There are additional flags available for use in src/model/evaluate.py:
--context
includes context comments when pre-processing the given<test-file>
.--append_metrics
opens the<results-file>
in append mode, as opposed to overwriting the file contents.--roberta
uses the pretrained RoBERTa tokenizer, as opposed to the BERT tokenizer.
These flags should match the loaded model; for example, if your <hf-model-name>
is a fine-tuned RoBERTa model, you should use the --roberta
flag. Examples of these flags are in src/D3_run_evaluate.sh
.
If running for your own model, note that the <hf-model-name>
argument must match the name of your Hugging Face Model Hub repo, beginning with your username. Ex: "Jade13/LING_573_ND_Trainer_D2_NoDev".
$ python -m src.model.evaluate_base_model <insert-model-name> <insert/path/to/data> <insert/path/to/predictions> [--roberta] [--sand]
This command is similar to the training command. The datapath should point to your evaluation data. --sand
should be used to indicate whether your evaluation data is SAND data. (By default, it is processed as SARC data.) Note that you can train on SAND data using this same flag, but it hasn't been fully tested.

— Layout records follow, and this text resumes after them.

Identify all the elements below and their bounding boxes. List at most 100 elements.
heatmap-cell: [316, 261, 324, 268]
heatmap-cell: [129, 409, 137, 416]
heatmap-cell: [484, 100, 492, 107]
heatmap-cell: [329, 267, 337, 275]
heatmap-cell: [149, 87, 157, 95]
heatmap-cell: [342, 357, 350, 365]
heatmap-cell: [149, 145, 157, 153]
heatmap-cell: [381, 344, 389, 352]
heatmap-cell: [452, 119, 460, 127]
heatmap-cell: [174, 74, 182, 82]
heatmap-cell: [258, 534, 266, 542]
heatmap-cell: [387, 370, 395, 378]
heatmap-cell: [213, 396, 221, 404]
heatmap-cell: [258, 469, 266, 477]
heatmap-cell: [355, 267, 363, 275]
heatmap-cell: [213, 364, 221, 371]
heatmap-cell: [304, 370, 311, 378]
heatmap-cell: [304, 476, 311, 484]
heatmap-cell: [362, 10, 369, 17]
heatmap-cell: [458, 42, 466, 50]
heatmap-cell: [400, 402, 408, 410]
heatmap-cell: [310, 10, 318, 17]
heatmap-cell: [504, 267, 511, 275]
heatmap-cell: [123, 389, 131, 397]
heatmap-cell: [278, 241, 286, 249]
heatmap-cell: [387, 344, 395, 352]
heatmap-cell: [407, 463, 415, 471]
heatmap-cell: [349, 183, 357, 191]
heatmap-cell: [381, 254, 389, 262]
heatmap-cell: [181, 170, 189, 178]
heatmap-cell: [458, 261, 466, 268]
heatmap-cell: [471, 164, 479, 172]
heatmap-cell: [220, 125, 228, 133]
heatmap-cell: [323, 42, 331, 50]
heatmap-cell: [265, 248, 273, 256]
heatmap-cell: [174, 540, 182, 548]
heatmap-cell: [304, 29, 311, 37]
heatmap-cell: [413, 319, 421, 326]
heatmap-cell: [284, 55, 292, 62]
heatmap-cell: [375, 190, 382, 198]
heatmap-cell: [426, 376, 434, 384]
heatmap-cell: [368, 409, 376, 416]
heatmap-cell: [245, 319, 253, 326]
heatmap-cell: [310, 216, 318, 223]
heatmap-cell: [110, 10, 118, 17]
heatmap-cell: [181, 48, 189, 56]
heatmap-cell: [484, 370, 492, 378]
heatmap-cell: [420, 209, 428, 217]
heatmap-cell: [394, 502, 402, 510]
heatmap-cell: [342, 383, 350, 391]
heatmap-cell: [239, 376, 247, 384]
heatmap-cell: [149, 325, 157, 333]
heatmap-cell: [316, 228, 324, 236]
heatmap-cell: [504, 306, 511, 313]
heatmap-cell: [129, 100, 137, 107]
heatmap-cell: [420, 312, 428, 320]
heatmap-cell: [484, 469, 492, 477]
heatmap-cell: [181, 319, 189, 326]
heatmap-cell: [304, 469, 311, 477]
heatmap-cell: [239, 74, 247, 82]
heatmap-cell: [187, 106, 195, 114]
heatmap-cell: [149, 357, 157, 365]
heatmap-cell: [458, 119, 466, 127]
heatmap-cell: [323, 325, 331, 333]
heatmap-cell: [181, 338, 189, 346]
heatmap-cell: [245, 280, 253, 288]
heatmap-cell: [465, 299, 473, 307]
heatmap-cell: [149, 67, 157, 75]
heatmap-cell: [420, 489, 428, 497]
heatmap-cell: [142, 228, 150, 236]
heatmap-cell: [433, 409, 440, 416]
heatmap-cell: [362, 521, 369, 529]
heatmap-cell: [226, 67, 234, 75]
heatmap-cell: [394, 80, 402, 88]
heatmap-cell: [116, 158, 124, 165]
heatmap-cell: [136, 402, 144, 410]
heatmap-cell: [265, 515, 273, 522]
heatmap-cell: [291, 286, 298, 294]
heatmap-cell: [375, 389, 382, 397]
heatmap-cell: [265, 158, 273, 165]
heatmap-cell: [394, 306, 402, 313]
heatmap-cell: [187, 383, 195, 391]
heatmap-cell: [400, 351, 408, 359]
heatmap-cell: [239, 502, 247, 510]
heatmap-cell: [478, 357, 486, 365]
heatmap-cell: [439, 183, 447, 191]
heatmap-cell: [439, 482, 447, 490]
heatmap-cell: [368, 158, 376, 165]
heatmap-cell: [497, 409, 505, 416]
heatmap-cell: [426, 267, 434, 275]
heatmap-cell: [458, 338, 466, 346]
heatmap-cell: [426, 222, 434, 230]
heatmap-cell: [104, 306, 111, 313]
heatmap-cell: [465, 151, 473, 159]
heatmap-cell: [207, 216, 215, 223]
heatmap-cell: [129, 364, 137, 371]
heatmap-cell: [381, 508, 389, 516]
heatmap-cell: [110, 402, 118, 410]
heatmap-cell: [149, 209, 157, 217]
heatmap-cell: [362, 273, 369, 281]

$ python -m src.model.ensemble_model --load_preds <insert/path/to/predictions_1> ... <.../predictions_n> --ensemble_file <insert/path/to/ensemble> --data_file <insert/path/to/data> --output_file <insert/path/for/output> --results_file <insert/path/for/metrics> [--sand]
This command evaluates the performance of the ensemble model and appends the F1-score to a specified results file. Again, the --sand
command should be used to indicate whether the evaluation data is SAND format.